In Central Asia, China is targeting countries such as Tajikistan.
Recently, the country moved to Eastern Europe as quasi-military firm Xinjiang Production and Construction Corp agreed with Ukraine to lease 5% of its land for a period of 50 years. Under the plan, China would ultimately control 7.5 million acres of land in Ukraine, representing 9% of its arable land.
China has also invested €10m ($13.5m, £8.4m) in Bulgarian land for growing corn, forage and sunflower.
Acquisition of Mining Assets
China has been viewed as the "dragon" that strives to swallow mineral commodities and assets around the world. It is one of the largest consumers and producers of ores and metals.
Even though China is the largest consumer of certain minerals such as copper, its domestic production accounts for less than 6% of global production. There is a widening gap in China between its mined production and consumption demand, which it is trying to fill through imports and promoting companies for overseas acquisitions.
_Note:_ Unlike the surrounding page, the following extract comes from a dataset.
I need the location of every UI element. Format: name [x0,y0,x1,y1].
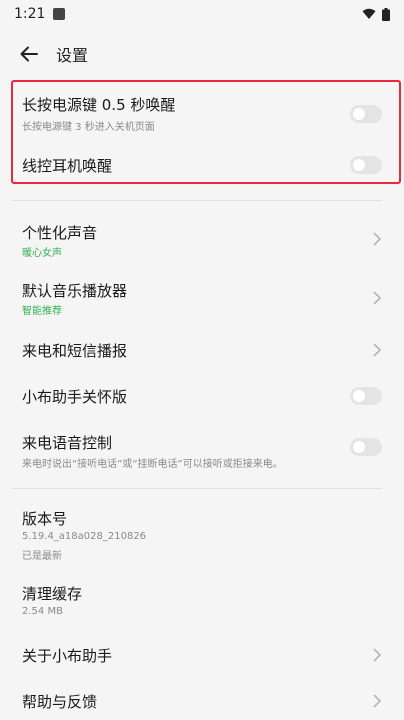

The country is encouraging consolidation in its domestic mining sector through mergers and acquisitions in order reduce in-house competition and shore up finances for overseas projects.
In 2013, Chinese companies have acquired minority mining-sector stakes in 16 deals totalling $696m outside China, according to Dealogic. The majority of the deals are located in Australia and the rest in Indonesia, Canada and the UK.
Africa is often regarded as the most attractive destination for Chinese outbound mining acquisitions. Chinese firms are benefiting from their reserves of cash unavailable to western competitors to scoop up assets at steep discounts.
"China needs access to natural resources while African countries need a lot of capital and infrastructure support. Therefore, it is very easy for Chinese businesses to gain access to the abundant natural resources in African countries by providing them with capital and infrastructure aid," a respondent told accountants Deloitte during a 2010 survey.
China's Rising Overseas Oil Interests
China is also promoting overseas acquisition of oil and gas assets by domestic companies by providing them necessary financing. The country is looking to feed its economy's rising energy demand with the move.
China's crude oil imports are expected to climb 7.3% and account for 58% of the country's total consumption, according to China National Petroleum Corp (CNPC).
Chinese companies have completed 83 overseas oil and gas purchases worth $100.7bn in the past five years, according to data compiled by Bloomberg. Cnooc's $15.1bn acquisition of Canada-based Nexen early in 2013 was China's largest overseas acquisition.
Over the last five years, Sinopec and CNOOC, the country's second and third-biggest oil and gas producers, spent $41bn and $26bn, respectively, on overseas assets.
China National Petroleum Corp has invested more than $9bn to purchase overseas assets in 2013, including the $4.2bn purchase of a stake in Mozambique's Rovuma fields in July. The company is planning to double its overseas output by 2015.
PetroChina, China's biggest oil and gas producer, is looking to invest $60bn on overseas acquisitions over the period to 2020. By that time, the company intends to raise its production abroad to more than 50% of its total.